A Possible Explanation for Non-responders, Responders and Super-responders to Biologics in Severe Asthma

People with severe asthma are often polysymptomatic with a variable frequency of non-respiratory symptoms. The majority of eligible patients respond well to biologic treatment. Two large studies found that 82–83% of patients are responders to omalizumab and two smaller studies found that 76–77% of patients are responders to mepolizumab. 

There are limited explanations for the variable response to biologics. In those patients who meet the criteria for raised eosinophilic or allergic biomarkers, higher levels of baseline biomarkers are associated with better response to a biologic
according to some studies but not others Greater severity, measured by recent past exacerbations also predict better outcome measured by exacerbations. In one study, age, obesity, comorbidities, smoking habits, nasal polyps, and allergic polysensitization were associated with reduced response toomalizumab.

The systemic network-wide inflammation, of which the target molecule is part, could lock the target molecule into an inflammatory state, thereby reducing the effectiveness of the biologic treatment that would otherwise reduce inflammation. Systemic inflammation is an indicator of poorly functioning network, i.e. network dysregulation, and is associated with a number of non-respiratory symptoms. As different target molecules and different inflammatory pathways are embedded in different ways in the overarching inflammatory network, the relationship between biologic and non-respiratory symptoms could be biologic-specific. 

If an inflammatory pathway forms part of a wider network, then any therapy will affect not only the inflammatory pathway but also the wider network. It is possible for this effect to be either positive or negative. Glucocorticoids have a wide-ranging
effect on the immune system, suppressing most cytokines, including anti-inflammatory cytokines.20 These wide-ranging effects are more likely to have a dysregulatory effect on a finely tuned network, leading to gradual adaptation that is pathogenic. The finding that systemic steroids often have an initial energizing effect on patients but have long-term widespread adverse consequences is consistent with network functionality. Immediate change to the state of the network caused by the steroid is followed by gradual change to the activation rules (the causal connections between the nodes of the network) leading to adaptation. The long-term adaptation caused by steroids (in contrast to the short-term changes) include psychological symptoms (e.g., depression, fatigue) and somatic symptoms (bone fractures, skin thinning). 

All therapies carry some risk of adverse side effects because they affect mechanisms in addition to the target pathway, and it is the effect on these other mechanisms that
could dysregulate the functioning of a biological network. However, because biologics have such a specific effect on the asthma inflammatory pathway, it is possible that these therapies can have a unique effect of reducing pathology in the network. Super-responders to biologic treatment experience benefit because there is a reduction in the distributed pathology of the network, i.e. reduced network dysregulation.Networks are complex systems of massive simultaneous causal connections. Depending on the initial state and depending on its inputs, networks can resolve into a particular
stable state. The state of a network is determined by its historical state, such that different states, or local minima, are possible.24 Change from one local minimum to another (e.g., a lower local minimum) will involve the network moving initially in the opposite direction (Fig. 2).

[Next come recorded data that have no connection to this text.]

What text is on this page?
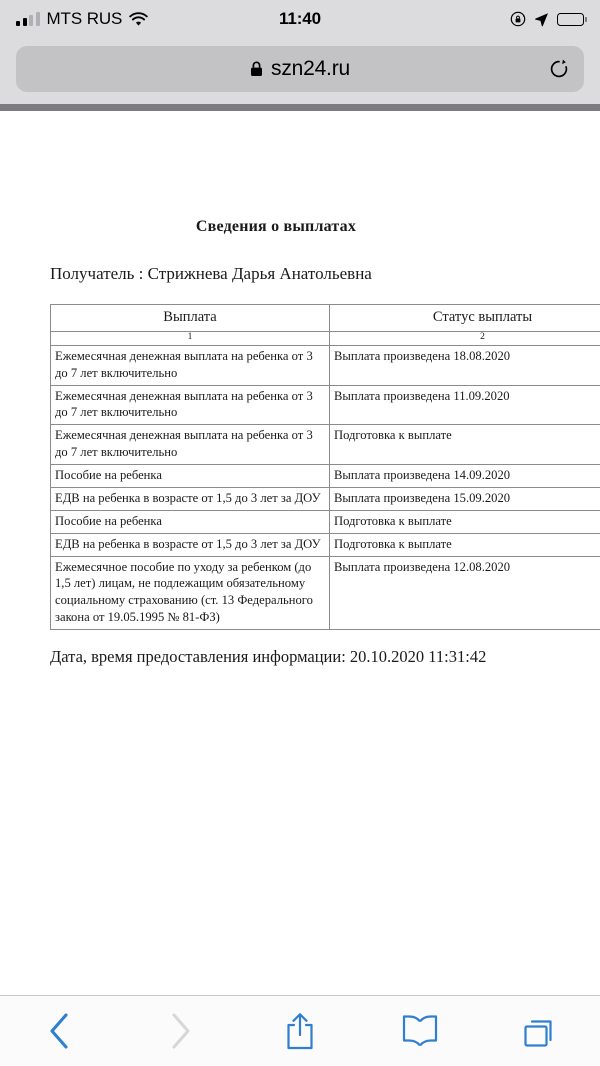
MTS RUS	11:40
szn24.ru
Сведения о выплатах
Получатель : Стрижнева Дарья Анатольевна
Выплата	Статус выплаты
1	2
Ежемесячная денежная выплата на ребенка от 3 до 7 лет включительно	Выплата произведена 18.08.2020
Ежемесячная денежная выплата на ребенка от 3 до 7 лет включительно	Выплата произведена 11.09.2020
Ежемесячная денежная выплата на ребенка от 3 до 7 лет включительно	Подготовка к выплате
Пособие на ребенка	Выплата произведена 14.09.2020
ЕДВ на ребенка в возрасте от 1,5 до 3 лет за ДОУ	Выплата произведена 15.09.2020
Пособие на ребенка	Подготовка к выплате
ЕДВ на ребенка в возрасте от 1,5 до 3 лет за ДОУ	Подготовка к выплате
Ежемесячное пособие по уходу за ребенком (до 1,5 лет) лицам, не подлежащим обязательному социальному страхованию (ст. 13 Федерального закона от 19.05.1995 № 81-ФЗ)	Выплата произведена 12.08.2020
Дата, время предоставления информации: 20.10.2020 11:31:42
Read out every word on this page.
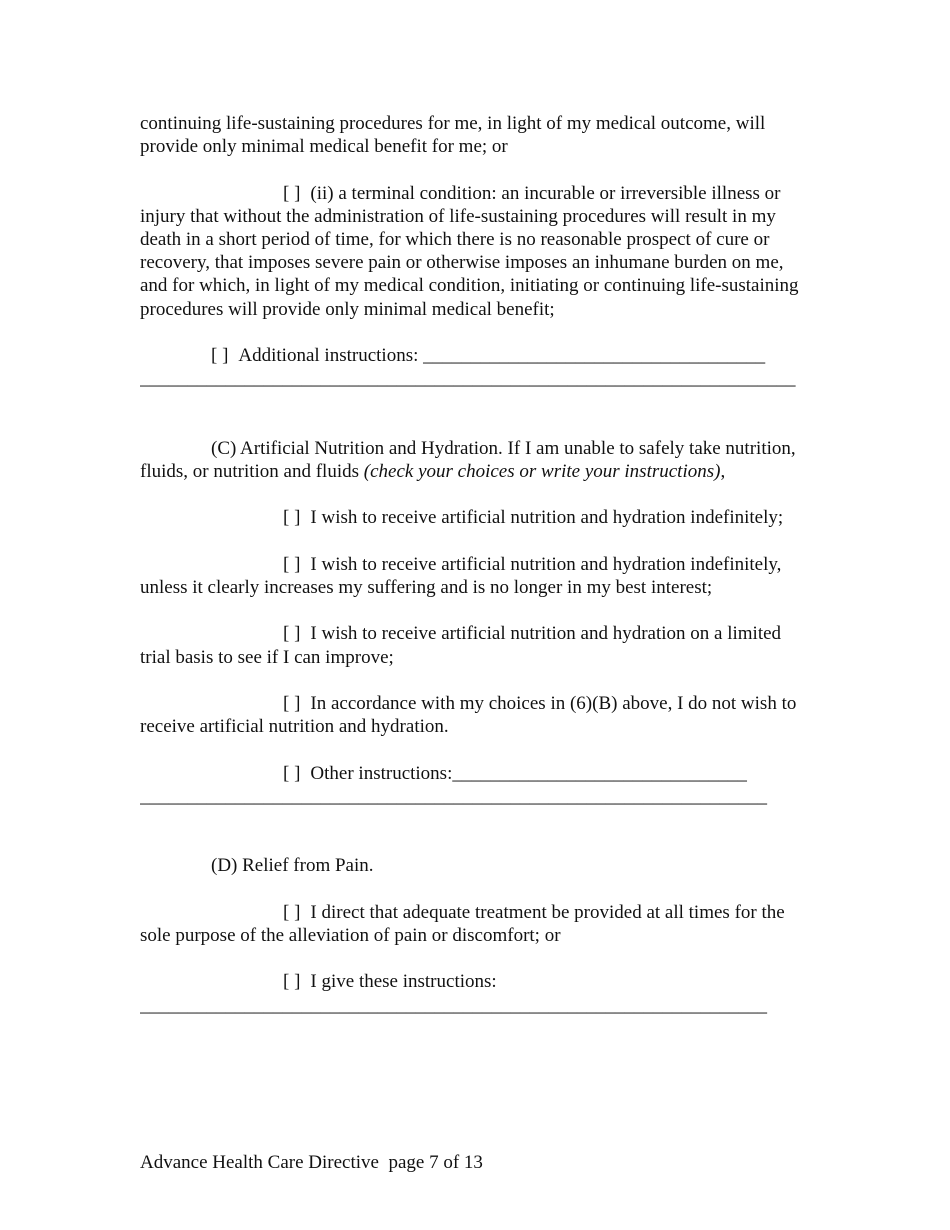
continuing life-sustaining procedures for me, in light of my medical outcome, will provide only minimal medical benefit for me; or

[ ] (ii) a terminal condition: an incurable or irreversible illness or injury that without the administration of life-sustaining procedures will result in my death in a short period of time, for which there is no reasonable prospect of cure or recovery, that imposes severe pain or otherwise imposes an inhumane burden on me, and for which, in light of my medical condition, initiating or continuing life-sustaining procedures will provide only minimal medical benefit;

[ ] Additional instructions: ____________________________________
_____________________________________________________________________

(C) Artificial Nutrition and Hydration. If I am unable to safely take nutrition, fluids, or nutrition and fluids (check your choices or write your instructions),

[ ] I wish to receive artificial nutrition and hydration indefinitely;

[ ] I wish to receive artificial nutrition and hydration indefinitely, unless it clearly increases my suffering and is no longer in my best interest;

[ ] I wish to receive artificial nutrition and hydration on a limited trial basis to see if I can improve;

[ ] In accordance with my choices in (6)(B) above, I do not wish to receive artificial nutrition and hydration.

[ ] Other instructions:_______________________________
__________________________________________________________________

(D) Relief from Pain.

[ ] I direct that adequate treatment be provided at all times for the sole purpose of the alleviation of pain or discomfort; or

[ ] I give these instructions:
__________________________________________________________________

Advance Health Care Directive  page 7 of 13
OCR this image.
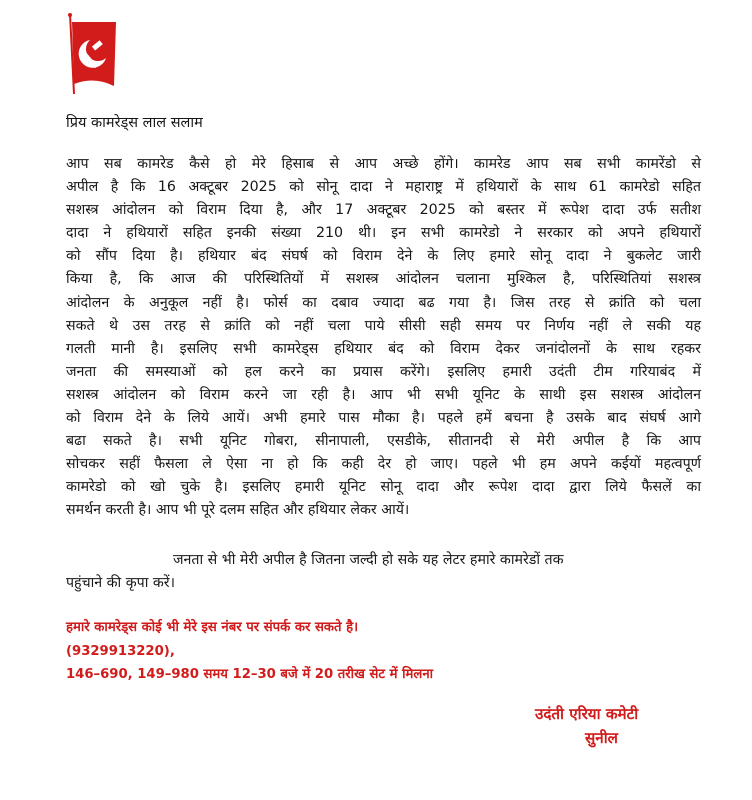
प्रिय कामरेड्स लाल सलाम
आप सब कामरेड कैसे हो मेरे हिसाब से आप अच्छे होंगे। कामरेड आप सब सभी कामरेंडो से
अपील है कि 16 अक्टूबर 2025 को सोनू दादा ने महाराष्ट्र में हथियारों के साथ 61 कामरेडो सहित
सशस्त्र आंदोलन को विराम दिया है, और 17 अक्टूबर 2025 को बस्तर में रूपेश दादा उर्फ सतीश
दादा ने हथियारों सहित इनकी संख्या 210 थी। इन सभी कामरेडो ने सरकार को अपने हथियारों
को सौंप दिया है। हथियार बंद संघर्ष को विराम देने के लिए हमारे सोनू दादा ने बुकलेट जारी
किया है, कि आज की परिस्थितियों में सशस्त्र आंदोलन चलाना मुश्किल है, परिस्थितियां सशस्त्र
आंदोलन के अनुकूल नहीं है। फोर्स का दबाव ज्यादा बढ गया है। जिस तरह से क्रांति को चला
सकते थे उस तरह से क्रांति को नहीं चला पाये सीसी सही समय पर निर्णय नहीं ले सकी यह
गलती मानी है। इसलिए सभी कामरेड्स हथियार बंद को विराम देकर जनांदोलनों के साथ रहकर
जनता की समस्याओं को हल करने का प्रयास करेंगे। इसलिए हमारी उदंती टीम गरियाबंद में
सशस्त्र आंदोलन को विराम करने जा रही है। आप भी सभी यूनिट के साथी इस सशस्त्र आंदोलन
को विराम देने के लिये आयें। अभी हमारे पास मौका है। पहले हमें बचना है उसके बाद संघर्ष आगे
बढा सकते है। सभी यूनिट गोबरा, सीनापाली, एसडीके, सीतानदी से मेरी अपील है कि आप
सोचकर सहीं फैसला ले ऐसा ना हो कि कही देर हो जाए। पहले भी हम अपने कईयों महत्वपूर्ण
कामरेडो को खो चुके है। इसलिए हमारी यूनिट सोनू दादा और रूपेश दादा द्वारा लिये फैसलें का
समर्थन करती है। आप भी पूरे दलम सहित और हथियार लेकर आयें।
जनता से भी मेरी अपील है जितना जल्दी हो सके यह लेटर हमारे कामरेडों तक
पहुंचाने की कृपा करें।
हमारे कामरेड्स कोई भी मेरे इस नंबर पर संपर्क कर सकते है।
(9329913220),
146–690, 149–980 समय 12–30 बजे में 20 तरीख सेट में मिलना
उदंती एरिया कमेटी
सुनील
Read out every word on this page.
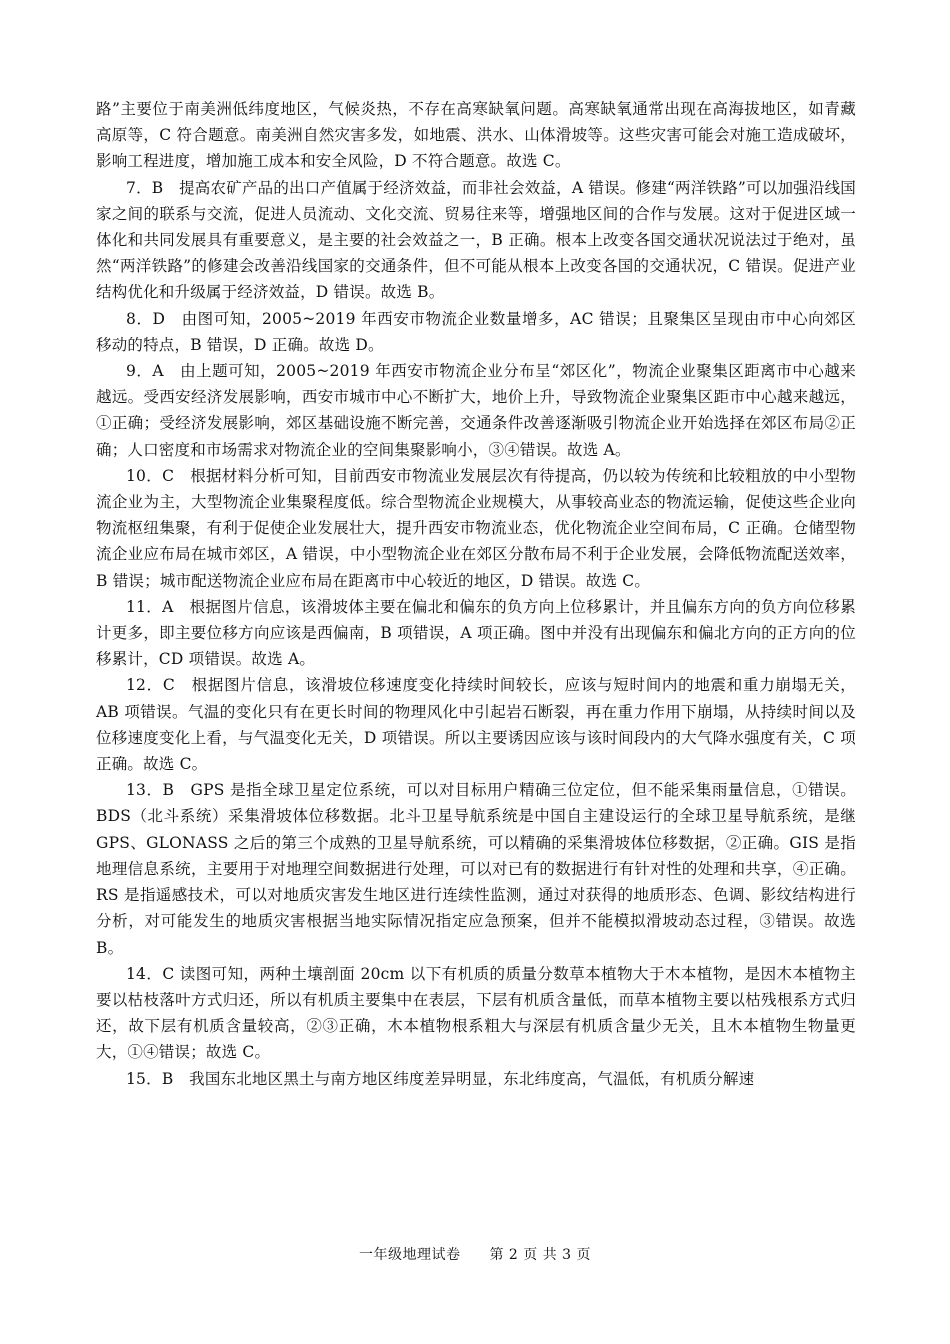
路”主要位于南美洲低纬度地区，气候炎热，不存在高寒缺氧问题。高寒缺氧通常出现在高海拔地区，如青藏高原等，C 符合题意。南美洲自然灾害多发，如地震、洪水、山体滑坡等。这些灾害可能会对施工造成破坏，影响工程进度，增加施工成本和安全风险，D 不符合题意。故选 C。

7．B　提高农矿产品的出口产值属于经济效益，而非社会效益，A 错误。修建“两洋铁路”可以加强沿线国家之间的联系与交流，促进人员流动、文化交流、贸易往来等，增强地区间的合作与发展。这对于促进区域一体化和共同发展具有重要意义，是主要的社会效益之一，B 正确。根本上改变各国交通状况说法过于绝对，虽然“两洋铁路”的修建会改善沿线国家的交通条件，但不可能从根本上改变各国的交通状况，C 错误。促进产业结构优化和升级属于经济效益，D 错误。故选 B。

8．D　由图可知，2005~2019 年西安市物流企业数量增多，AC 错误；且聚集区呈现由市中心向郊区移动的特点，B 错误，D 正确。故选 D。

9．A　由上题可知，2005~2019 年西安市物流企业分布呈“郊区化”，物流企业聚集区距离市中心越来越远。受西安经济发展影响，西安市城市中心不断扩大，地价上升，导致物流企业聚集区距市中心越来越远，①正确；受经济发展影响，郊区基础设施不断完善，交通条件改善逐渐吸引物流企业开始选择在郊区布局②正确；人口密度和市场需求对物流企业的空间集聚影响小，③④错误。故选 A。

10．C　根据材料分析可知，目前西安市物流业发展层次有待提高，仍以较为传统和比较粗放的中小型物流企业为主，大型物流企业集聚程度低。综合型物流企业规模大，从事较高业态的物流运输，促使这些企业向物流枢纽集聚，有利于促使企业发展壮大，提升西安市物流业态，优化物流企业空间布局，C 正确。仓储型物流企业应布局在城市郊区，A 错误，中小型物流企业在郊区分散布局不利于企业发展，会降低物流配送效率，B 错误；城市配送物流企业应布局在距离市中心较近的地区，D 错误。故选 C。

11．A　根据图片信息，该滑坡体主要在偏北和偏东的负方向上位移累计，并且偏东方向的负方向位移累计更多，即主要位移方向应该是西偏南，B 项错误，A 项正确。图中并没有出现偏东和偏北方向的正方向的位移累计，CD 项错误。故选 A。

12．C　根据图片信息，该滑坡位移速度变化持续时间较长，应该与短时间内的地震和重力崩塌无关，AB 项错误。气温的变化只有在更长时间的物理风化中引起岩石断裂，再在重力作用下崩塌，从持续时间以及位移速度变化上看，与气温变化无关，D 项错误。所以主要诱因应该与该时间段内的大气降水强度有关，C 项正确。故选 C。

13．B　GPS 是指全球卫星定位系统，可以对目标用户精确三位定位，但不能采集雨量信息，①错误。BDS（北斗系统）采集滑坡体位移数据。北斗卫星导航系统是中国自主建设运行的全球卫星导航系统，是继 GPS、GLONASS 之后的第三个成熟的卫星导航系统，可以精确的采集滑坡体位移数据，②正确。GIS 是指地理信息系统，主要用于对地理空间数据进行处理，可以对已有的数据进行有针对性的处理和共享，④正确。RS 是指遥感技术，可以对地质灾害发生地区进行连续性监测，通过对获得的地质形态、色调、影纹结构进行分析，对可能发生的地质灾害根据当地实际情况指定应急预案，但并不能模拟滑坡动态过程，③错误。故选 B。

14．C 读图可知，两种土壤剖面 20cm 以下有机质的质量分数草本植物大于木本植物，是因木本植物主要以枯枝落叶方式归还，所以有机质主要集中在表层，下层有机质含量低，而草本植物主要以枯残根系方式归还，故下层有机质含量较高，②③正确，木本植物根系粗大与深层有机质含量少无关，且木本植物生物量更大，①④错误；故选 C。

15．B　我国东北地区黑土与南方地区纬度差异明显，东北纬度高，气温低，有机质分解速

一年级地理试卷　　第 2 页 共 3 页
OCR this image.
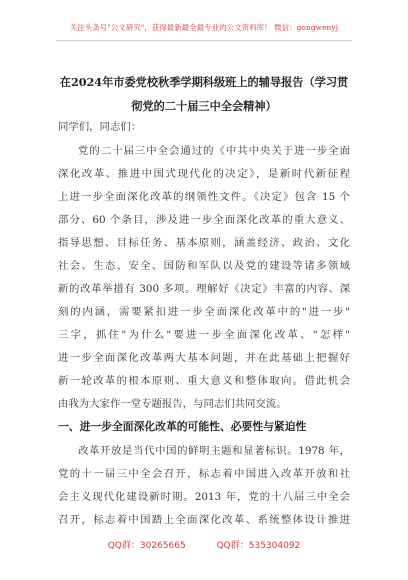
关注头条号"公文研究"，获得最新最全最专业的公文资料库！ 微信：gongwenyj
在2024年市委党校秋季学期科级班上的辅导报告（学习贯
彻党的二十届三中全会精神）
同学们，同志们：
党的二十届三中全会通过的《中共中央关于进一步全面
深化改革、推进中国式现代化的决定》，是新时代新征程
上进一步全面深化改革的纲领性文件。《决定》包含 15 个
部分、60 个条目，涉及进一步全面深化改革的重大意义、
指导思想、目标任务、基本原则，涵盖经济、政治、文化
社会、生态、安全、国防和军队以及党的建设等诸多领域
新的改革举措有 300 多项。理解好《决定》丰富的内容、深
刻的内涵，需要紧扣进一步全面深化改革中的"进一步"
三字，抓住"为什么"要进一步全面深化改革、"怎样"
进一步全面深化改革两大基本问题，并在此基础上把握好
新一轮改革的根本原则、重大意义和整体取向。借此机会
由我为大家作一堂专题报告，与同志们共同交流。
一、进一步全面深化改革的可能性、必要性与紧迫性
改革开放是当代中国的鲜明主题和显著标识。1978 年，
党的十一届三中全会召开，标志着中国进入改革开放和社
会主义现代化建设新时期。2013 年，党的十八届三中全会
召开，标志着中国踏上全面深化改革、系统整体设计推进
QQ群：30265665	QQ群：535304092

Let us suppose that networks vary in their level of dysregulation (high dysregulation = poor health, low dysregulation = good health), and that the level of dysregulation can be assessed by the number of non-respiratory symptoms. Let us suppose further that the network can adapt as a function of its inputs, therapeutic or pathogenic, so that dysregulation either increases or decreases. If the network is currently in one local minimum, then therapeutic change that leads the network to resolve into another, less
pathogenic local minimum will require the network to move initially in a more pathogenic direction. So, if therapy requires the network to change from one stable state to another less dysregulated state, then there should be an initial increase in non-respiratory symptoms before those symptoms reduce below the original level.